Weekend Reading: 25-27 October
Greetings, WOTR friends! Another week has come and gone and as always, we’ve collected the top reads from the past seven days for you to ponder over the weekend. Feel free to send us your feedback or send us a Tweet with your recommendations for next week’s reading @WarontheRocks, or visit our Facebook page at https://www.facebook.com/WarOnTheRocks.
The Attraction of War: The Disorder of Things blog has a great piece focusing on the German war veteran and author Ernst Jünger, best-known for his personal account of WWI, Storm of Steel. The piece offers great insight into Jünger’s as a veteran struggling with his own experiences. It transports Jünger’s account to the present day, forcing the reader to “confront the fascination and aesthetic attraction that war and its spectacles continue to exert upon us.”
The Evolving Structure of Terrorism: On Tuesday, the New America Foundation hosted a conversation between Jacob Shapiro, Bruce Hoffman, and WOTR’s Will McCants – with WOTR’s Brian Fishman moderating – about the structural differences between terrorist groups, as documented by Shapiro. The discussion centered on how these findings change our current understanding of al-Qaeda, as its structure continuously transforms.
The Government’s Overclassification Problem: Steven Aftergood, writing for Secrecy News, answers the question, “What is overclassification?” Aftergood critiques the Information Security Oversight Office’s definition of overclassification as cited by the Inspector General of the Department of Justice’s new report and further offers a more workable definition. According to Aftergood, classification decisions involve multiple interests and therefore, a more consensual approach to the classification process is needed.
Mapping Conflict Zones before they Happen: Danger Room has a great map, which forecasts conflict levels in Afghanistan for June 2014. The map comes from the Global Database of Events, Language, and Tone, which gathers electronic news from around the world and then analyzes it to forecasts, based on short- and long-term trends that could potentially be used in the future to prepare for crises.
A History Less from James Madison: The New Republic has a great historical read on James Madison, and his vacillation across his long career about how security should influence the power we invest in government. Authors Ritika Singh and Benjamin Wittes trace Madison’s career to demonstrate that in modern times, attitudes and values do change, and should change, as citizens strive to maintain the balance between self government, liberty, and security over time.
Causes of Damage and National Interest: Paul Pillar, writing for the National Interest, argues that damage to U.S. foreign policy and national interests following the endless number of NSA secrets leaked to the public is not due to the NSA programs, rather the leaks themselves. This has contributed to a (mis)impression that calls for weighing the repercussions of potential leaks against the value of intelligence collection itself.
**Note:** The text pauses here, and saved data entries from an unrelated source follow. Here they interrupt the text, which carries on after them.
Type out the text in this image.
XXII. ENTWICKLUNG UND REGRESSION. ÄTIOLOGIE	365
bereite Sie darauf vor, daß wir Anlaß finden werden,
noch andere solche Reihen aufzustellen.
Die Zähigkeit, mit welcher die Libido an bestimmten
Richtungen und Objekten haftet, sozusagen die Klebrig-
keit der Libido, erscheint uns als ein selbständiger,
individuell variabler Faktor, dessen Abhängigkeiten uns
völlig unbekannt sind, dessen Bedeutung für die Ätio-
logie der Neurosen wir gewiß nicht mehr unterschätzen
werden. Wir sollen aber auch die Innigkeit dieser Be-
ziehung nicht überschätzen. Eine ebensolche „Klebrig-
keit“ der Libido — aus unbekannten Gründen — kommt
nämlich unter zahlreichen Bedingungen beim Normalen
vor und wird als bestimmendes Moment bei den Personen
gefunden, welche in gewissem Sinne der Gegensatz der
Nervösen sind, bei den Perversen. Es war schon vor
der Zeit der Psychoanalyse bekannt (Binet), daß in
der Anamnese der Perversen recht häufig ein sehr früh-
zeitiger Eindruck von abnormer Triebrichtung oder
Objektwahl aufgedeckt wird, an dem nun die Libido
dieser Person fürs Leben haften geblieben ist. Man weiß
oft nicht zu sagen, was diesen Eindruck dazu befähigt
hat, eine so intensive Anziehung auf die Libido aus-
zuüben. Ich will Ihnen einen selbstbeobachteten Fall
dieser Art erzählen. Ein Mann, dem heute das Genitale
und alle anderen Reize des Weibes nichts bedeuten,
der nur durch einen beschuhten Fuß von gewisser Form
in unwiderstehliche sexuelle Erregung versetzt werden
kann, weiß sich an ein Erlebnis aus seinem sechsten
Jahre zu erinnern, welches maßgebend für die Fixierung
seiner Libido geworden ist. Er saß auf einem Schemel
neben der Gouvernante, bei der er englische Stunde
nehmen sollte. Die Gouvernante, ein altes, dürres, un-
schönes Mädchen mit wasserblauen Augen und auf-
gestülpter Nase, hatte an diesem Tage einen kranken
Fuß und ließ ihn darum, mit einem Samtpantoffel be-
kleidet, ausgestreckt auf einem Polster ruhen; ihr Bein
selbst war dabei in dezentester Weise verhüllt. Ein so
The Syrian Tragedy Brought to you in Comic Form: Slate has a dark and informative comic illustrating the nearly 10% of Syrians who have fled their home and are now refugees.
Those Crazy DARPA Kids are at it again: DARPA recently announced a new Cyber Grand Challenge competition with a cash prize of $2 million to the winner. What is the challenge you ask? Just build an automated cyber reasoning defense system and compete it against other cyber defense systems in a public throwdown. After the success of DARPA’s Grand Challenge in 2005, we’re expecting that this competition will generate big things in the field of cyber security.
The spark of the next Great War? The New York Times has posted an amazing multimedia presentation entitled, “A Game of Shark And Minnow.” It depicts, in vivid detail, the front line of one of the most dangerous territorial disputes in the world – that between China and the Philippine over the Spratly Islands. Very highly recommended.
WOTR weekly roundup: If you’re only just catching up on this week’s WOTR posts, make sure you don’t miss these great reads:
Timothy Hoyt poses three questions that need to be asked about the ongoing drone debate to better inform policy and discussions.
Lawrence Freedman makes the case that the basis for deterrence in Europe is not nuclear weapons, but a continuing alliance with the United States.
Frank Hoffman has a great review of Andrew Bacevich’s new book Breach of Trust: How Americans Failed Their Soldiers and Their Country.
Lauren Katzenberg is an assistant editor at War on the Rocks.